It was 1960 in Atlanta, Georgia.
Rev. Dr. Jesse L. Douglas Sr. was a student at the Interdenominational Theological Seminary and visiting the school library, when a chance meeting changed his life and, potentially, altered the course of American history.
“We both happened to be in the library at the same time,” Douglas, now a resident of Clear Creek Nursing & Rehabilitation Center in Mint Hill, said. “Somehow we struck up a conversation, and I got to know who he was.”
The “he” Douglas was referring to is Dr. Martin Luther King Jr. Before meeting in the school library, Douglas didn’t know much about King beyond who he was. In the years that followed, Douglas, under King’s wing, became an integral part of the mid-20th century American Civil Rights Movement, eventually walking arm-in-arm with King in a famous civil rights march in 1965.
Meeting King inspired Douglas to join a student-formed organization, the Student Nonviolent Coordinating Committee, which launched a series of nonviolent demonstrations in area stores and restaurants that refused to serve black customers. One of such demonstrations took place in an eating facility in Atlanta’s capitol building.
“When we got there … we were talking about a strategy. We knew if our entire group marched in there at one time, (the restaurant) would immediately close down, and we wouldn’t get any kind of effective response,” Douglas said. “They asked me, being light skinned, if I would sort of go in first and see if they would serve me. If they served me, then the entire group would march in.”
Douglas walked into the restaurant, grabbed a plate and his food, paid his bill and sat down in the cafeteria to eat. None of the restaurant employees batted an eye. When the rest of the group members marched into the restaurant, they were refused service.
“We went directly to the telephone and called our attorney. The law representatives took it in hand, and a suit was filed,” Douglas said.
That lawsuit, Douglas and Reynolds v. Vandenberg, made racial desegregation mandatory for all facilities at the Atlanta capitol building.

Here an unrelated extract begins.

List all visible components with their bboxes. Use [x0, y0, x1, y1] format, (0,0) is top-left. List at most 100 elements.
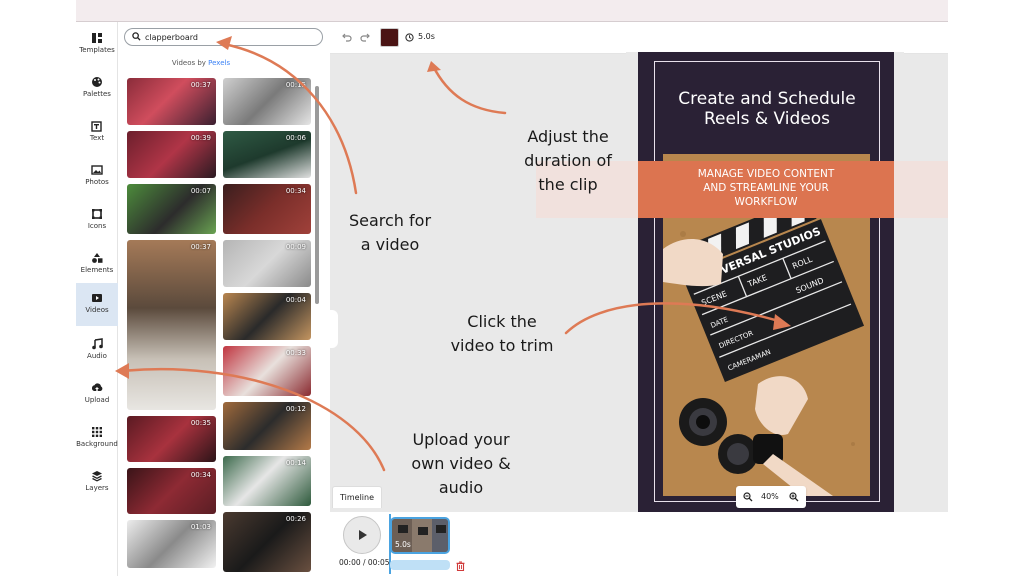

The following years involved taking on a number of behind-the-scenes roles that helped pave the way for racial desegregation, both regionally and nationally. Douglas was assigned a pastoral appointment in Montgomery, Alabama, after graduating Interdenominational Theological Seminary in 1962. He continued civil rights work there, which included encouraging schools to respond to desegregation and urging Alabama’s black citizens to register to vote. He eventually became a part of a movement in Selma, Alabama, to recruit black voters.
Douglas joined King and other civil rights activists in March 1965 for the Selma to Montgomery March, during which he walked arm-in-arm with King. A famous photo captured the march, and Douglas became known as “the unidentified white man” due to his lighter skin complexion and a common misconception that he was Caucasian.
Of all his involvements in civil rights activities, Douglas considers the Selma to Montgomery March as the most significant, as it led to then-President Lyndon B. Johnson signing the Voting Rights Act of 1965 into law. The act was created to enforce the 15th Amendment to the U.S. Constitution more strictly, cracking down on racial discrimination in voting.
“I might say that the Selma to Montgomery project achieved for this nation, for blacks and other minority groups, the greatest piece of legislation,” Douglas said.
When reflecting on King, whom he worked with from time to time, Douglas refers to the revered leader as “jovial,” “good at cracking jokes” and someone who “had a good relationship with all of his staff.” Douglas also said that while King was committed to achieving racial equality in America, he was just as dedicated to ensuring his demonstrations did not include violence.
“He really believed in the nonviolence method of achieving social justice in this country … and encouraged all of those who would be a part of his movement to be nonviolent,” Douglas said. “Those not willing to commit (to nonviolence) couldn’t be a part. That’s how serious he was, because he believed violence was not the answer.”
Now 84 years old, Douglas lives at Clear Creek with his wife, Blanche, of 52 years. The couple has three children and nine grandchildren. Douglas said he’s grateful he was able to continue King’s work for decades after his death, and is pleased to know the United States has made significant progress in working to achieve equality among its citizens.
And one of his favorite memories of King?
“There was a statement where he said he would like to see the day when his little children would be judged not by the color of their skin, but by the content of their mind,” Douglas said. “… That was the greatest emphasis of his speech.”